To ensure practical applicability, the model is validated against real hardware environments. Key experimental workloads, including the Splash and MiBench benchmarks, comprehensively analyze power and performance trade-offs across the ARM Cortex-A72 and Cortex-A53 processors. Results demonstrate the potential of THEAS for power-aware scheduling, offering meaningful contributions to power optimization in industrial and embedded systems by obtaining an average error of approx. 10%. In Future work, further evaluation of the THEAS algorithm is planned across various heterogeneous configurations (ARM, X86, RISCV) with DVFS policies guided by predictive workload analysis.

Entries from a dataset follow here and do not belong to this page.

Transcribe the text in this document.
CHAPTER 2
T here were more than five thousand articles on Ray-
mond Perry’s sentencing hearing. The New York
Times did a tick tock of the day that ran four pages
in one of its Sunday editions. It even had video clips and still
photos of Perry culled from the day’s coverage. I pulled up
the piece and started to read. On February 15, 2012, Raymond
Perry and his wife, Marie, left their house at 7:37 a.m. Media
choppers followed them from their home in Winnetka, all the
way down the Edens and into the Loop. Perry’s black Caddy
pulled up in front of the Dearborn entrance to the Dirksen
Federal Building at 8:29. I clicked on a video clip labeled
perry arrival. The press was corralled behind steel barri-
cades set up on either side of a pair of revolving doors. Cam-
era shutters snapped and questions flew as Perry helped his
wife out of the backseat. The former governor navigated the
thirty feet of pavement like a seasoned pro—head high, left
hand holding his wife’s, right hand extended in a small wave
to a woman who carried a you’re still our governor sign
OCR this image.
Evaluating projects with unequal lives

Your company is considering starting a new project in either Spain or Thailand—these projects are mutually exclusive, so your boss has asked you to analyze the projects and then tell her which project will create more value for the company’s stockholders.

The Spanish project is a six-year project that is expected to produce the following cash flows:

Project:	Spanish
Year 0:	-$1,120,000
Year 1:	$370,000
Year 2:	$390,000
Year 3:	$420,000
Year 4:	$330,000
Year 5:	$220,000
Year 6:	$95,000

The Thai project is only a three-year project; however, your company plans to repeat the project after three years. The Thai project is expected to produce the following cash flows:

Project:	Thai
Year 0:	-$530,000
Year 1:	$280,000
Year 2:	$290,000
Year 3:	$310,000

Mirza Wahid Anas (PhD Student), IMAGIN Lab, École de Technologie Supérieure, Montreal, Quebec, Canada
Title: Development of a Sustainable Flight Operation Solution for a Coordinated Swarm of UAVs using Soaring
Abstract:
This presentation covers the development of a sustainable flight operation solution for UAV swarms, focusing on energy-efficient strategies in high-fidelity simulations. The current contribution of this work is an energy consumption model designed for a Software-In-The-Loop (SITL) environment, allowing us to precisely assess power usage and make better decisions for UAV swarm operations. Future work will expand on this model by creating strategies for using thermal currents to improve surveillance while conserving energy. Additionally, we plan to develop dynamic path-planning methods that adapt to changing conditions, supporting longer and more sustainable UAV swarm missions. These efforts aim to create efficient and adaptable UAV operations, advancing autonomous swarm management.